Mag i
Jadziu-W sprawie samoczepnych pnączy już się wypowiedziałam.Jak sąsiedzi od podwórza mieszkający sobie zechcą to zrobią ale ja im będę odradzała, bo tynk bez tego leci,elewacja boczna od ogrodu jest w dobrym stanie, ale boniowana, szkoda ją zasłaniać,są te dwa pędy pociągnięte do tarasu i wystarczy.Murek od strony liceum jest już obsadzony, wyżej siatka nowa nierdzewna jakaś-niech się pnie.Trochę się boję obsadzać starą siatkę tę między podwórzem i śmietnikiem a ogrodem,wsadziłam tam groszek pachnący, jest lekki.Coś długo wschodzi.Tylną elewację kamienicy sąsiadującej może bym i czym obsadziła,ale też raczej nasturcją, a bluszcze chcę dać na pnie drzew.

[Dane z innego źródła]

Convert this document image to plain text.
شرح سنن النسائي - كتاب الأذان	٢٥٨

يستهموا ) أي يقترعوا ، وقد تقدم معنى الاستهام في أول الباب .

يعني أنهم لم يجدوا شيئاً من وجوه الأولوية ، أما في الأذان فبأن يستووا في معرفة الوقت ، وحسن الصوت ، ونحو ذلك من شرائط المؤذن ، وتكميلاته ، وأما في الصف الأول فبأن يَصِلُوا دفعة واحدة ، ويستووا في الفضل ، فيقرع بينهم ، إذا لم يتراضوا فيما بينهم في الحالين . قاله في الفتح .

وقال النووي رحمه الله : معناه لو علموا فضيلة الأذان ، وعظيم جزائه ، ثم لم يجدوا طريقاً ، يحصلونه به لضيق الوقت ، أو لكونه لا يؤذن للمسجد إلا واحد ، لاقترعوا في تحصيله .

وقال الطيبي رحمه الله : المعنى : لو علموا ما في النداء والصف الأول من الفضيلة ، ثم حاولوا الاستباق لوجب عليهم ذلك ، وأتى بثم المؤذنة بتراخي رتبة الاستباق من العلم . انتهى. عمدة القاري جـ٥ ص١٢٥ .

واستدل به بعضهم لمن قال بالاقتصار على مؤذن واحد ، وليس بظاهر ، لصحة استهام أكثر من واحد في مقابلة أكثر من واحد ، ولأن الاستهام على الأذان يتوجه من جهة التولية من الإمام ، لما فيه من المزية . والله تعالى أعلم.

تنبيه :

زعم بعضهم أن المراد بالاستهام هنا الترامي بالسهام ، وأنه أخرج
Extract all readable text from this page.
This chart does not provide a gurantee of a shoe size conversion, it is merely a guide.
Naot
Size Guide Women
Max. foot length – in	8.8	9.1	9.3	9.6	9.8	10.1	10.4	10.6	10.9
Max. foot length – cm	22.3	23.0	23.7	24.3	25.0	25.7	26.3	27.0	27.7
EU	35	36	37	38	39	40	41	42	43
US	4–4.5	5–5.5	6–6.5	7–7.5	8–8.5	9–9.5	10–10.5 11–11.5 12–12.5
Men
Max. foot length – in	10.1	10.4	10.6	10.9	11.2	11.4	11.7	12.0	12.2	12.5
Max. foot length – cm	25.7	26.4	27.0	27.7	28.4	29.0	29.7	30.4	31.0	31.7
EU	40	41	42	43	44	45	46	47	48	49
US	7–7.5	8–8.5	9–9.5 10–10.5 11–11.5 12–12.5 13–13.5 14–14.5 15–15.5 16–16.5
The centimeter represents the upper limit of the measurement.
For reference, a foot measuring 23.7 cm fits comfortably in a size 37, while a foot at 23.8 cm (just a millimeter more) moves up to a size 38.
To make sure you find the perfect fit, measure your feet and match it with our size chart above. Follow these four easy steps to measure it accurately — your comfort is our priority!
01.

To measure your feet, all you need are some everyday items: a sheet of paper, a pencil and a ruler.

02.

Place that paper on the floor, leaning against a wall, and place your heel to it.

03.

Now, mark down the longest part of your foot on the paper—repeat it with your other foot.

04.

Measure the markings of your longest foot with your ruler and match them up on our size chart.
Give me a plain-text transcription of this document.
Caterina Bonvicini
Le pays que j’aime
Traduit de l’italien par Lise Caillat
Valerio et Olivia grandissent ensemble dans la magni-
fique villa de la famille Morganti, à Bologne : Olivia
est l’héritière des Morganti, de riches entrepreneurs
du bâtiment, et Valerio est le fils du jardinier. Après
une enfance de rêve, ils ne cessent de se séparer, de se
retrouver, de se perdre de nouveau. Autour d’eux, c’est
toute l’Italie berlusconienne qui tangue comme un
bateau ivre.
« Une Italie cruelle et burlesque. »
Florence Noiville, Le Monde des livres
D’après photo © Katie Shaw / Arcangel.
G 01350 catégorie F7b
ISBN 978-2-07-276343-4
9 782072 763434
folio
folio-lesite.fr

Evluk-liliowce chętnie po jednym żółty i czerwono żółty, bo te stare są takie rdzawo pomarańczowe.
Witam Cię
Elżbietko- tak powiem Ci,że mam dużo radości z tego,że może być ładniej!
Jadziu-nie ciemnego nie mam, mój jest bledziutki.Możliwe,że jeden z tych położonych przez psa jest taki ciemny,ma pąki, to się zobaczy.Ale pewnie jeszcze trafię, teraz przekwitają to na placu będą sprzedawać.Evluk obiecała mi jeszcze syberyjskiego mniejszego i niebieskiego.
Hanko-czy to możliwe,żeby po tylu dniach Krispi czuł Lunę i Leona na leśnych poziomkach od Ciebie? Czwarty raz je wykopał,zeźliłam się i przesadziłam je pojedynczo w inne miejsce. Są nie do zdarcia żywotne na szczęście.